Misis menggeleng pelan, "Kesannya gua kayak nyari-nyari alasan ya? Gua akuin. Kadang ... karena keserakahan manusia seringkali membuat kita melakukan pembenaran tanpa pernah memikirkan kasih sayang dan cinta yang pernah ditorehkan."

"Gua akuin, gua serakah. Pengen ngedapetin semuanya, gua pengen lomba yang gua perjuangin bisa ngebuat gua menang dan kita bisa keluar dari lingkaran neraka yang kita pikir ini ngga ada ujungnya. Selain masalah akademis gua lancar, gua juga mau hubungan percintaan gua sukses. Nyatanya ngga semudah di film barbie, kan?"

"Lu harus tahu satu hal, Res.
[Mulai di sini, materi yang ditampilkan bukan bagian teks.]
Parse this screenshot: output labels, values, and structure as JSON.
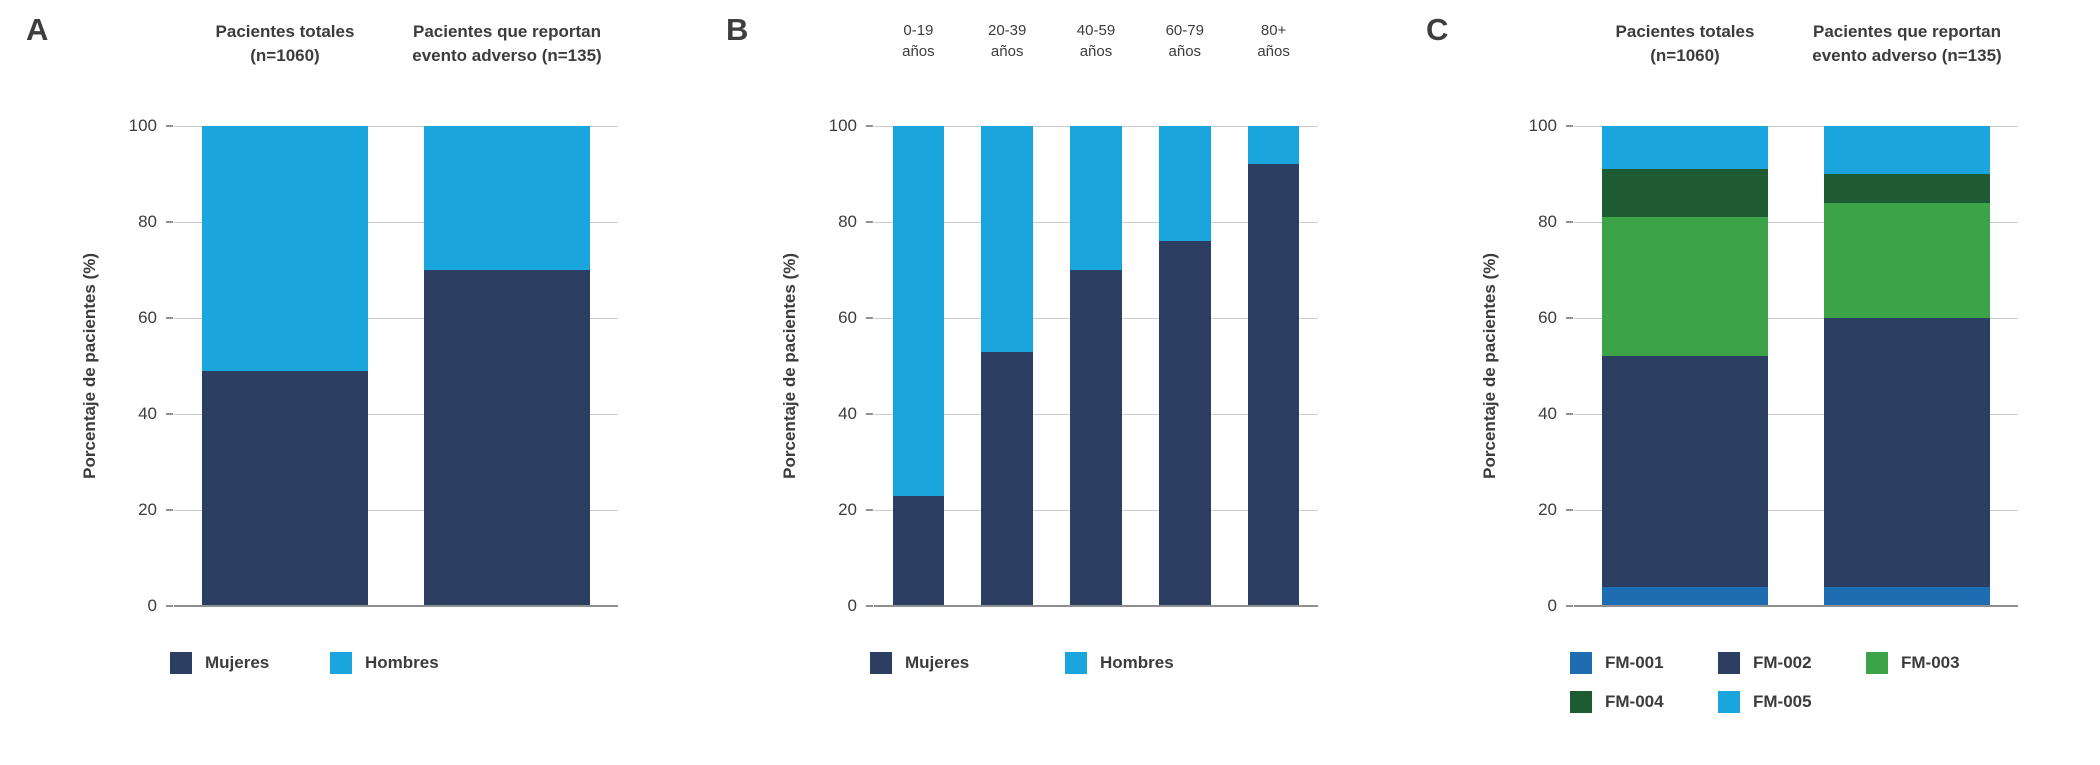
{
  "figure": {
    "background": "#ffffff",
    "y_axis_label": "Porcentaje de pacientes (%)"
  },
  "colors": {
    "mujeres_navy": "#2d3e63",
    "hombres_cyan": "#1aa6dc",
    "fm001_blue": "#1e6cb2",
    "fm002_navy": "#2d3e63",
    "fm003_green": "#3da348",
    "fm004_dark_green": "#1f5b32",
    "fm005_cyan": "#1aa6dc",
    "gridline": "#cdcdcd",
    "baseline": "#8f8f8f",
    "text": "#3c3c3c"
  },
  "chart_data": [
    {
      "panel": "A",
      "type": "bar",
      "stacked": true,
      "ylabel": "Porcentaje de pacientes (%)",
      "ylim": [
        0,
        100
      ],
      "yticks": [
        0,
        20,
        40,
        60,
        80,
        100
      ],
      "grid": true,
      "legend_position": "bottom",
      "categories": [
        [
          "Pacientes totales",
          "(n=1060)"
        ],
        [
          "Pacientes que reportan",
          "evento adverso (n=135)"
        ]
      ],
      "series": [
        {
          "name": "Mujeres",
          "color": "#2d3e63",
          "values": [
            49,
            70
          ]
        },
        {
          "name": "Hombres",
          "color": "#1aa6dc",
          "values": [
            51,
            30
          ]
        }
      ],
      "legend_rows": [
        [
          "Mujeres",
          "Hombres"
        ]
      ],
      "layout": {
        "bar_width_ratio": 0.75,
        "header_class": "",
        "legend_item_min_width": 160
      }
    },
    {
      "panel": "B",
      "type": "bar",
      "stacked": true,
      "ylabel": "Porcentaje de pacientes (%)",
      "ylim": [
        0,
        100
      ],
      "yticks": [
        0,
        20,
        40,
        60,
        80,
        100
      ],
      "grid": true,
      "legend_position": "bottom",
      "categories": [
        [
          "0-19",
          "años"
        ],
        [
          "20-39",
          "años"
        ],
        [
          "40-59",
          "años"
        ],
        [
          "60-79",
          "años"
        ],
        [
          "80+",
          "años"
        ]
      ],
      "series": [
        {
          "name": "Mujeres",
          "color": "#2d3e63",
          "values": [
            23,
            53,
            70,
            76,
            92
          ]
        },
        {
          "name": "Hombres",
          "color": "#1aa6dc",
          "values": [
            77,
            47,
            30,
            24,
            8
          ]
        }
      ],
      "legend_rows": [
        [
          "Mujeres",
          "Hombres"
        ]
      ],
      "layout": {
        "bar_width_ratio": 0.58,
        "header_class": "age",
        "legend_item_min_width": 195
      }
    },
    {
      "panel": "C",
      "type": "bar",
      "stacked": true,
      "ylabel": "Porcentaje de pacientes (%)",
      "ylim": [
        0,
        100
      ],
      "yticks": [
        0,
        20,
        40,
        60,
        80,
        100
      ],
      "grid": true,
      "legend_position": "bottom",
      "categories": [
        [
          "Pacientes totales",
          "(n=1060)"
        ],
        [
          "Pacientes que reportan",
          "evento adverso (n=135)"
        ]
      ],
      "series": [
        {
          "name": "FM-001",
          "color": "#1e6cb2",
          "values": [
            4,
            4
          ]
        },
        {
          "name": "FM-002",
          "color": "#2d3e63",
          "values": [
            48,
            56
          ]
        },
        {
          "name": "FM-003",
          "color": "#3da348",
          "values": [
            29,
            24
          ]
        },
        {
          "name": "FM-004",
          "color": "#1f5b32",
          "values": [
            10,
            6
          ]
        },
        {
          "name": "FM-005",
          "color": "#1aa6dc",
          "values": [
            9,
            10
          ]
        }
      ],
      "legend_rows": [
        [
          "FM-001",
          "FM-002",
          "FM-003"
        ],
        [
          "FM-004",
          "FM-005"
        ]
      ],
      "layout": {
        "bar_width_ratio": 0.75,
        "header_class": "",
        "legend_item_min_width": 148
      }
    }
  ]
}
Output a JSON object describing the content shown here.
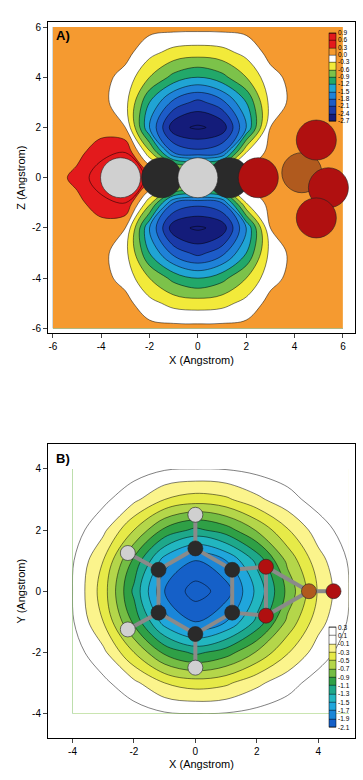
{
  "chart_data": [
    {
      "type": "contour",
      "title": "A)",
      "x_label": "X (Angstrom)",
      "y_label": "Z (Angstrom)",
      "xlim": [
        -6.2,
        6.5
      ],
      "ylim": [
        -6.2,
        6.2
      ],
      "xticks": [
        -6,
        -4,
        -2,
        0,
        2,
        4,
        6
      ],
      "yticks": [
        -6,
        -4,
        -2,
        0,
        2,
        4,
        6
      ],
      "grid": false,
      "x": [
        -6,
        -5,
        -4,
        -3,
        -2,
        -1,
        0,
        1,
        2,
        3,
        4,
        5,
        6
      ],
      "y": [
        -6,
        -5,
        -4,
        -3,
        -2,
        -1,
        0,
        1,
        2,
        3,
        4,
        5,
        6
      ],
      "z": [
        [
          0.1,
          0.1,
          0.1,
          0.1,
          0.1,
          0.1,
          0.1,
          0.1,
          0.1,
          0.1,
          0.1,
          0.1,
          0.1
        ],
        [
          0.1,
          0.1,
          0.1,
          0.1,
          -0.2,
          -0.4,
          -0.45,
          -0.4,
          -0.2,
          0.1,
          0.1,
          0.1,
          0.1
        ],
        [
          0.1,
          0.1,
          0.1,
          -0.1,
          -0.6,
          -1.0,
          -1.2,
          -1.0,
          -0.6,
          -0.1,
          0.1,
          0.1,
          0.1
        ],
        [
          0.1,
          0.1,
          0.1,
          -0.2,
          -1.2,
          -1.9,
          -2.2,
          -1.9,
          -1.2,
          -0.2,
          0.1,
          0.1,
          0.1
        ],
        [
          0.1,
          0.1,
          0.15,
          0.0,
          -1.5,
          -2.6,
          -2.75,
          -2.6,
          -1.5,
          0.0,
          0.1,
          0.1,
          0.1
        ],
        [
          0.1,
          0.2,
          0.5,
          0.6,
          -0.5,
          -1.8,
          -2.0,
          -1.8,
          -0.3,
          0.1,
          0.1,
          0.1,
          0.1
        ],
        [
          0.15,
          0.4,
          0.8,
          0.95,
          0.5,
          0.3,
          0.2,
          0.3,
          0.2,
          0.1,
          0.1,
          0.1,
          0.1
        ],
        [
          0.1,
          0.2,
          0.5,
          0.6,
          -0.5,
          -1.8,
          -2.0,
          -1.8,
          -0.3,
          0.1,
          0.1,
          0.1,
          0.1
        ],
        [
          0.1,
          0.1,
          0.15,
          0.0,
          -1.5,
          -2.6,
          -2.75,
          -2.6,
          -1.5,
          0.0,
          0.1,
          0.1,
          0.1
        ],
        [
          0.1,
          0.1,
          0.1,
          -0.2,
          -1.2,
          -1.9,
          -2.2,
          -1.9,
          -1.2,
          -0.2,
          0.1,
          0.1,
          0.1
        ],
        [
          0.1,
          0.1,
          0.1,
          -0.1,
          -0.6,
          -1.0,
          -1.2,
          -1.0,
          -0.6,
          -0.1,
          0.1,
          0.1,
          0.1
        ],
        [
          0.1,
          0.1,
          0.1,
          0.1,
          -0.2,
          -0.4,
          -0.45,
          -0.4,
          -0.2,
          0.1,
          0.1,
          0.1,
          0.1
        ],
        [
          0.1,
          0.1,
          0.1,
          0.1,
          0.1,
          0.1,
          0.1,
          0.1,
          0.1,
          0.1,
          0.1,
          0.1,
          0.1
        ]
      ],
      "colorbar_range": [
        -2.7,
        0.9
      ],
      "colorbar_ticks": [
        0.9,
        0.6,
        0.3,
        {
          "value": 0,
          "label": "0.0"
        },
        -0.3,
        -0.6,
        -0.9,
        -1.2,
        -1.5,
        -1.8,
        -2.1,
        -2.4,
        -2.7
      ],
      "colors": [
        "#141c7a",
        "#1a3aa8",
        "#1d5cc8",
        "#1f82d8",
        "#20a4d4",
        "#1fb0a8",
        "#22a86a",
        "#7cc24a",
        "#f2ea3a",
        "#ffffff",
        "#f59a30",
        "#e31a1c"
      ],
      "series": [
        {
          "color": "#2a2a2a",
          "x": [
            -1.5,
            1.3
          ],
          "y": [
            0,
            0
          ]
        },
        {
          "color": "#d0d0d0",
          "x": [
            -3.2,
            0
          ],
          "y": [
            0,
            0
          ]
        },
        {
          "color": "#b05a1e",
          "x": [
            4.3
          ],
          "y": [
            0.2
          ]
        },
        {
          "color": "#b01010",
          "x": [
            2.5,
            4.9,
            5.4,
            4.9
          ],
          "y": [
            0,
            1.5,
            -0.4,
            -1.6
          ]
        }
      ]
    },
    {
      "type": "contour",
      "title": "B)",
      "x_label": "X (Angstrom)",
      "y_label": "Y (Angstrom)",
      "xlim": [
        -4.8,
        5.2
      ],
      "ylim": [
        -4.8,
        4.8
      ],
      "xticks": [
        -4,
        -2,
        0,
        2,
        4
      ],
      "yticks": [
        -4,
        -2,
        0,
        2,
        4
      ],
      "grid": false,
      "x": [
        -4,
        -3,
        -2,
        -1,
        0,
        1,
        2,
        3,
        4,
        5
      ],
      "y": [
        -4,
        -3,
        -2,
        -1,
        0,
        1,
        2,
        3,
        4
      ],
      "z": [
        [
          0.2,
          0.2,
          0.2,
          0.12,
          0.1,
          0.11,
          0.16,
          0.2,
          0.2,
          0.2
        ],
        [
          0.2,
          0.15,
          -0.05,
          -0.3,
          -0.4,
          -0.34,
          -0.15,
          0.03,
          0.18,
          0.2
        ],
        [
          0.2,
          -0.05,
          -0.5,
          -0.95,
          -1.15,
          -1.0,
          -0.68,
          -0.32,
          0.0,
          0.2
        ],
        [
          0.12,
          -0.3,
          -0.95,
          -1.6,
          -1.9,
          -1.7,
          -1.25,
          -0.65,
          -0.18,
          0.12
        ],
        [
          0.1,
          -0.4,
          -1.15,
          -1.9,
          -2.2,
          -2.0,
          -1.45,
          -0.85,
          -0.28,
          0.1
        ],
        [
          0.12,
          -0.3,
          -0.95,
          -1.6,
          -1.9,
          -1.7,
          -1.25,
          -0.65,
          -0.18,
          0.12
        ],
        [
          0.2,
          -0.05,
          -0.5,
          -0.95,
          -1.15,
          -1.0,
          -0.68,
          -0.32,
          0.0,
          0.2
        ],
        [
          0.2,
          0.15,
          -0.05,
          -0.3,
          -0.4,
          -0.34,
          -0.15,
          0.03,
          0.18,
          0.2
        ],
        [
          0.2,
          0.2,
          0.2,
          0.12,
          0.1,
          0.11,
          0.16,
          0.2,
          0.2,
          0.2
        ]
      ],
      "colorbar_range": [
        -2.1,
        0.3
      ],
      "colorbar_ticks": [
        0.3,
        0.1,
        -0.1,
        -0.3,
        -0.5,
        -0.7,
        -0.9,
        -1.1,
        -1.3,
        -1.5,
        -1.7,
        -1.9,
        -2.1
      ],
      "colors": [
        "#1560c8",
        "#1a86d8",
        "#20a6dc",
        "#22b6c0",
        "#1ea88a",
        "#129a55",
        "#2fa046",
        "#74bd44",
        "#b4d64a",
        "#e6ea48",
        "#fbf48c",
        "#ffffff"
      ],
      "series": [
        {
          "color": "#2a2a2a",
          "x": [
            1.2,
            0,
            -1.2,
            -1.2,
            0,
            1.2
          ],
          "y": [
            0.7,
            1.4,
            0.7,
            -0.7,
            -1.4,
            -0.7
          ]
        },
        {
          "color": "#d0d0d0",
          "x": [
            0,
            -2.2,
            -2.2,
            0
          ],
          "y": [
            2.5,
            1.25,
            -1.25,
            -2.5
          ]
        },
        {
          "color": "#b05a1e",
          "x": [
            3.7
          ],
          "y": [
            0
          ]
        },
        {
          "color": "#b01010",
          "x": [
            2.3,
            2.3,
            4.5
          ],
          "y": [
            0.8,
            -0.8,
            0
          ]
        }
      ]
    }
  ]
}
Lu itu udah ada di hati orang dari dulu, tapi malah lu kacangin abis-abisan," lanjut Misis sedikit terkekeh menyadari nasib Teru yang kurang beruntung.

"Ya namanya hati, kaga bisa dipaksa, dong." Ceres ikut terkekeh, ia juga bingung dengan hatinya yang semakin lama malah menjadi abu-abu.

"Bentar lagi bel, ke kelas yuk!" ajak Misis.

Ceres mengangguk lalu berjalan beriringan bersama Misis di sampingnya. "Res?" panggil Misis membuat Ceres menengok ke arahnya.

"Lu ngga perlu dicintai banyak orang agar bisa terlihat bahagia, cukup untuk dicintai satu orang. Yaitu diri lu sendiri, supaya lu bisa nemuin kebahagiaan yang nyata," ujar Misis sembari menarik ke dua ujung bibirnya.

"Tumben banget kata-kata mutiara keluar dari bibir lu," ujar Ceres sekaligus meledek Misis yang tertawa mendengarnya.